Jan Hatzius, Goldman Sachs' chief economist, told the Atlantic Council that all the AI capital spending by major tech companies in 2025 produced "basically zero" contribution to U.S. GDP growth — a conclusion that cuts directly against a narrative that had been amplified by prominent economists, Wall Street analysts, and President Trump himself.
"We don't actually view AI investment as strongly growth positive," Hatzius said. "I think there's a lot of misreporting, actually, of the impact AI investment had on U.S. GDP growth in 2025, and it's much smaller than is often perceived."
The core explanation is mechanical: U.S. GDP measures domestic production, and imports are subtracted from the calculation. A large share of AI infrastructure spending flows to hardware manufactured in Asia. "A lot of the AI investment that we're seeing in the U.S. adds to Taiwanese GDP, and it adds to Korean GDP but not really that much to U.S. GDP," Hatzius said. According to TechRadar, roughly 75% of the cost of building a data center comes from imported components, though the underlying methodology for that figure has not been independently specified in available reporting.
The scale of the spending makes the near-zero GDP impact all the more striking. An original summary of Goldman's findings cited $450 billion in AI spending in 2025, a figure that has not been independently corroborated by named methodology across other outlets. Tech companies including Meta, Amazon, Google, Microsoft, and OpenAI are projected to spend roughly $700 billion this year on new data centers, according to Gizmodo.

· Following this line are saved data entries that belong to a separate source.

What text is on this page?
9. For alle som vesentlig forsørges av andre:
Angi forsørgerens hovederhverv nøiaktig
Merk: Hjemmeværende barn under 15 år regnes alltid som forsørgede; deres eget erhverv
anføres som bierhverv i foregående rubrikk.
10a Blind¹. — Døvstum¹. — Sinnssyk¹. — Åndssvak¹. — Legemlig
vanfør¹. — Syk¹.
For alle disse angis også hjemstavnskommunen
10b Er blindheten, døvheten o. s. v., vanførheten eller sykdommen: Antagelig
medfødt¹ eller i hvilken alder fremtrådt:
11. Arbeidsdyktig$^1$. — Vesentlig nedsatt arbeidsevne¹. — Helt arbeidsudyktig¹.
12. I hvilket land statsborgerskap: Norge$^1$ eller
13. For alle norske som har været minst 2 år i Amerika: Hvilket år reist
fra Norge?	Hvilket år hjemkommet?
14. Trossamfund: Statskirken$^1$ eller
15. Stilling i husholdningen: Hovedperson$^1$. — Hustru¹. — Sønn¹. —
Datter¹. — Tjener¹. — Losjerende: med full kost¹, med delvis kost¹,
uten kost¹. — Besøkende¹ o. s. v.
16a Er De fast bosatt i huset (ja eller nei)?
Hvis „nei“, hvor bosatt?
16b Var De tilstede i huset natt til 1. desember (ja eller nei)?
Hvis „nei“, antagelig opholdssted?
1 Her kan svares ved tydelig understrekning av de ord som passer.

Goldman Sachs analyst Joseph Briggs, speaking to The Washington Post, suggested the mismatch between perception and reality was partly a product of how convincing the underlying story felt. "It was a very intuitive story," Briggs said. "That maybe prevented or limited the need to actually dig deeper into what was happening."
The narrative Briggs described had real institutional backing. Jason Furman, a Harvard economics professor, posted on X that "investment in information processing equipment and software accounted for 92% of GDP growth in the first half of the year." Economists at the Federal Reserve Bank of St. Louis separately estimated that AI-related investments made up 39% of GDP growth in the third quarter of 2025. Neither figure has been accompanied by detailed methodology in publicly available reporting, and both likely capture a broader class of information-processing investment rather than AI-specific capital spending — which would explain why they diverge so sharply from Hatzius' import-adjusted conclusion.

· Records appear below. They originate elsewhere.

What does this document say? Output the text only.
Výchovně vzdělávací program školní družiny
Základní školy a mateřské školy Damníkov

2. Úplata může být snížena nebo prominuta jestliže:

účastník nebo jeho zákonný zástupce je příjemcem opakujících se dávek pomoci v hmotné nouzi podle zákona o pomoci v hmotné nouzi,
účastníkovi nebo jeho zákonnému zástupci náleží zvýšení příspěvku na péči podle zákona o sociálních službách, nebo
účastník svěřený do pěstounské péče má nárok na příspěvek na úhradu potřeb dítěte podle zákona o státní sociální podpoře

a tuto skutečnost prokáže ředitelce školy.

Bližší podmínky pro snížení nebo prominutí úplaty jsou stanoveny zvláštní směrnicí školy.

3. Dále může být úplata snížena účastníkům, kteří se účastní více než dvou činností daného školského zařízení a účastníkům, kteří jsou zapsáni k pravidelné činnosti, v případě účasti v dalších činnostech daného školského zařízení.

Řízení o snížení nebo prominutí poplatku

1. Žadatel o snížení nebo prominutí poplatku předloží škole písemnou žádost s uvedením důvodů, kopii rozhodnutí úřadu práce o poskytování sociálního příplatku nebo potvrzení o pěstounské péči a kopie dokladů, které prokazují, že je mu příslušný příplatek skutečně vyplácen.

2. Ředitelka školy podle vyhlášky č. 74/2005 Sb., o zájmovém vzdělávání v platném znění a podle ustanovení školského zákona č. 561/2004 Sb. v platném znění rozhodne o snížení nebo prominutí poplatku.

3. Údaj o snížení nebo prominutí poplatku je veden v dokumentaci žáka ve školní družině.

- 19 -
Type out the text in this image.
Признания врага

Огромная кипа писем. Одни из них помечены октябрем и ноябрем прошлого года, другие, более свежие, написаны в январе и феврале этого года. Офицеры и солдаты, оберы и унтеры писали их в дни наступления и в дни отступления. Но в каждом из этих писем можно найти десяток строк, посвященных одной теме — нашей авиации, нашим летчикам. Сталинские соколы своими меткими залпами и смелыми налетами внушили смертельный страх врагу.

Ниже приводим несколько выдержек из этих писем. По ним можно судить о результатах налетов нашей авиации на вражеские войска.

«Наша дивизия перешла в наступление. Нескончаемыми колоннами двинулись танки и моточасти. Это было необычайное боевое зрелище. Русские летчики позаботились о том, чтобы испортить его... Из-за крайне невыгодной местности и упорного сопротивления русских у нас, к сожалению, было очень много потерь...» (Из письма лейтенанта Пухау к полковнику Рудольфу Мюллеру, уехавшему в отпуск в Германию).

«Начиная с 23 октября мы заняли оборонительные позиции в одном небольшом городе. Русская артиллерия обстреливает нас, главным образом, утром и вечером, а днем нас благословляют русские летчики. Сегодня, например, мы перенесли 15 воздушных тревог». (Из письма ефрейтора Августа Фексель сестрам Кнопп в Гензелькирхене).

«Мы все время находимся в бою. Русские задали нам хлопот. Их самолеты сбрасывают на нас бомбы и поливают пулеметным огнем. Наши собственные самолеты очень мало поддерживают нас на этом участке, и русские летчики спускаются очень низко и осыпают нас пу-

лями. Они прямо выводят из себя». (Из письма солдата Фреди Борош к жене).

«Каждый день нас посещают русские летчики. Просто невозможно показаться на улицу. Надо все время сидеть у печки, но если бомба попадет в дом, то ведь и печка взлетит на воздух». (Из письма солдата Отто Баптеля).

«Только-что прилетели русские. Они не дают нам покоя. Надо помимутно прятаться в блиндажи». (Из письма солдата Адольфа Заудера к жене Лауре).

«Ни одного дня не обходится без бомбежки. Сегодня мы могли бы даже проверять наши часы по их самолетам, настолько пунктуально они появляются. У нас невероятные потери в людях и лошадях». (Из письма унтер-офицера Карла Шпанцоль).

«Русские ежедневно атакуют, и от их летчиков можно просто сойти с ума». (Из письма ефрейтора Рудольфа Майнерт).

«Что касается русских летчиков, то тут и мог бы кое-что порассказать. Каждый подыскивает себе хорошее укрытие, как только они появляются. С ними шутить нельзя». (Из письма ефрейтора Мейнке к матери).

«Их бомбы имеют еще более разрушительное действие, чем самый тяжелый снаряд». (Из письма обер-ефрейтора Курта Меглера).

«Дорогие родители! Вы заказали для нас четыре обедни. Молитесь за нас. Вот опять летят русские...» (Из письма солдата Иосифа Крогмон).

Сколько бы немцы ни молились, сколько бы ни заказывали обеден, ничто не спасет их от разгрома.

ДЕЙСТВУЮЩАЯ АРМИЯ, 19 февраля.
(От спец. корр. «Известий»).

The political stakes around the narrative have been high. President Trump posted on Truth Social in November that "investment in AI is helping to make the U.S. Economy the 'HOTTEST' in the World" and used that framing to argue against state-level AI regulation, calling instead for a single federal standard.
What AI investment did drive, Hatzius acknowledged, was stock market optimism. The "Magnificent 7" tech firms have made up a substantial portion of U.S. stock market gains over the past year — but equity performance and GDP growth are measuring different things. Investor enthusiasm about AI's future productivity potential has not yet translated into measurable output in the present.
The implication for businesses spending on AI is not necessarily to pull back, but to recognize that hardware purchases alone do not produce productivity gains. Near-term returns, according to analysis from Goldman and industry commentary, are more likely to come from how workers actually use the technology than from the capital expenditure itself.